Записки Горного института (Jul 2023)
Improvement of energy efficiency of ore-thermal furnaces in smelting of alumosilicic raw materials
Abstract
The issues of energy saving in pyrometallurgical production during processing of mineral raw materials in ore-thermal furnaces are particularly important for the development of new energy-efficient technologies. The reduction of the specific power consumption during melting at different stages of heating and melting of charge materials when modeling is related to obtaining kinetic curves in the process of kyanite concentrate regeneration in polythermal conditions. Based on practical data of carbo-thermal reduction the mathematical modeling of reduction processes from alumosilicic raw materials – kyanite was carried out. In this work, the nonisothermal method based on a constant rate of charge heating (i.e. a linear dependence between time and temperature) was used for the reduction of kyanite charge, which saves electrical energy. The experiments were carried out on a high-temperature unit with a heater placed in a carbon-graphite crucible. Based on the obtained kinetic dependences of nonisothermal heating of enriched kyanite concentrates in plasma heating conditions we obtained a number of kinetic anamorphoses of the linear form which point to the possibility of describing the reaction rate using the modified Kolmogorov – Erofeev equation for given heating conditions and within a narrow temperature range.
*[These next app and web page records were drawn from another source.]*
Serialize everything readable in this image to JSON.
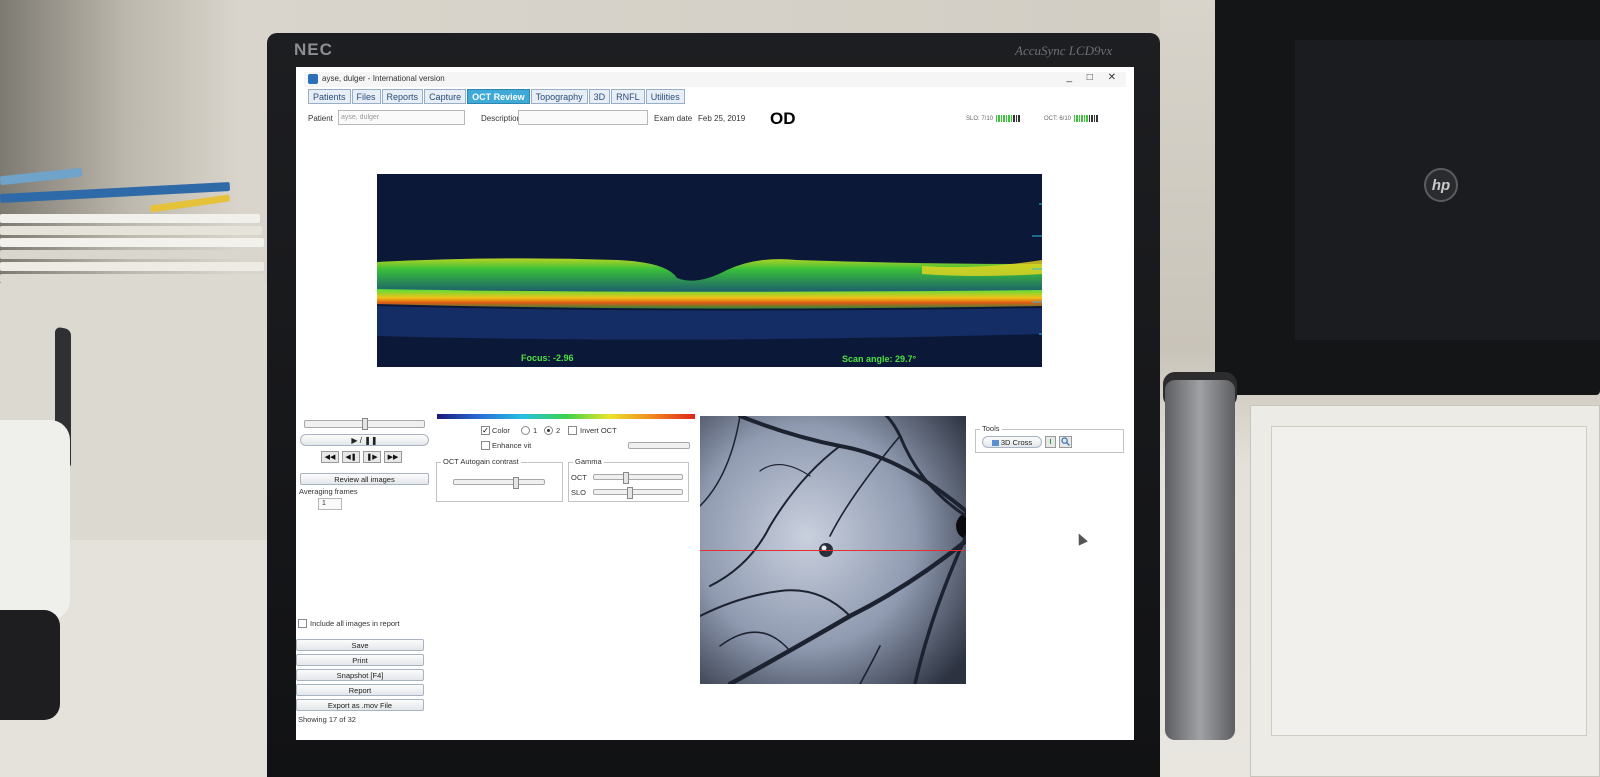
{
  "monitor": {
    "brand": "NEC",
    "model": "AccuSync LCD9vx"
  },
  "window": {
    "title": "ayse, dulger - International version",
    "controls": "_ □ ✕"
  },
  "tabs": [
    {
      "label": "Patients"
    },
    {
      "label": "Files"
    },
    {
      "label": "Reports"
    },
    {
      "label": "Capture"
    },
    {
      "label": "OCT Review",
      "active": true
    },
    {
      "label": "Topography"
    },
    {
      "label": "3D"
    },
    {
      "label": "RNFL"
    },
    {
      "label": "Utilities"
    }
  ],
  "header": {
    "patient_label": "Patient",
    "patient_value": "ayse, dulger",
    "description_label": "Description",
    "description_value": "",
    "exam_date_label": "Exam date",
    "exam_date_value": "Feb 25, 2019",
    "eye": "OD",
    "slo_quality": "SLO: 7/10",
    "slo_quality_fraction": 0.7,
    "oct_quality": "OCT: 6/10",
    "oct_quality_fraction": 0.6
  },
  "oct_image": {
    "focus": "Focus: -2.96",
    "scan_angle": "Scan angle: 29.7°"
  },
  "playback": {
    "position_fraction": 0.5,
    "play_pause": "▶ / ❚❚",
    "nav_buttons": [
      "◀◀",
      "◀❚",
      "❚▶",
      "▶▶"
    ],
    "review_all": "Review all images",
    "averaging_label": "Averaging frames",
    "averaging_value": "1"
  },
  "display_options": {
    "color_label": "Color",
    "color_checked": true,
    "radio_1": "1",
    "radio_2": "2",
    "radio_selected": "2",
    "invert_label": "Invert OCT",
    "invert_checked": false,
    "enhance_label": "Enhance vit",
    "enhance_checked": false
  },
  "autogain": {
    "title": "OCT Autogain contrast",
    "level_fraction": 0.7
  },
  "gamma": {
    "title": "Gamma",
    "oct_label": "OCT",
    "oct_fraction": 0.35,
    "slo_label": "SLO",
    "slo_fraction": 0.4
  },
  "tools": {
    "title": "Tools",
    "cross_label": "3D Cross",
    "info_icon": "info-icon",
    "zoom_icon": "magnifier-icon"
  },
  "report_actions": {
    "include_label": "Include all images in report",
    "include_checked": false,
    "buttons": [
      "Save",
      "Print",
      "Snapshot [F4]",
      "Report",
      "Export as .mov File"
    ]
  },
  "status": "Showing 17 of 32",
  "colors": {
    "active_tab": "#3fa9d8",
    "oct_background": "#0d1a3d",
    "quality_good": "#3cc43c",
    "quality_empty": "#333333",
    "scan_line": "#e03030"
  }
}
The complex of mathematical modeling makes it possible to create a control algorithm of technological process of reduction of kyanite concentrate to a metallized state within the specified temperature range for the full flow of reaction exchange and to reduce the specific power consumption by 15-20 %. With the help of the received kinetic dependences, taking into account the thermodynamics of processes and current state of the art it is possible to create a universal thermal unit for the optimal carbothermal reduction of charge to a metallized state (alloy) with minimum power inputs compared to existing technologies.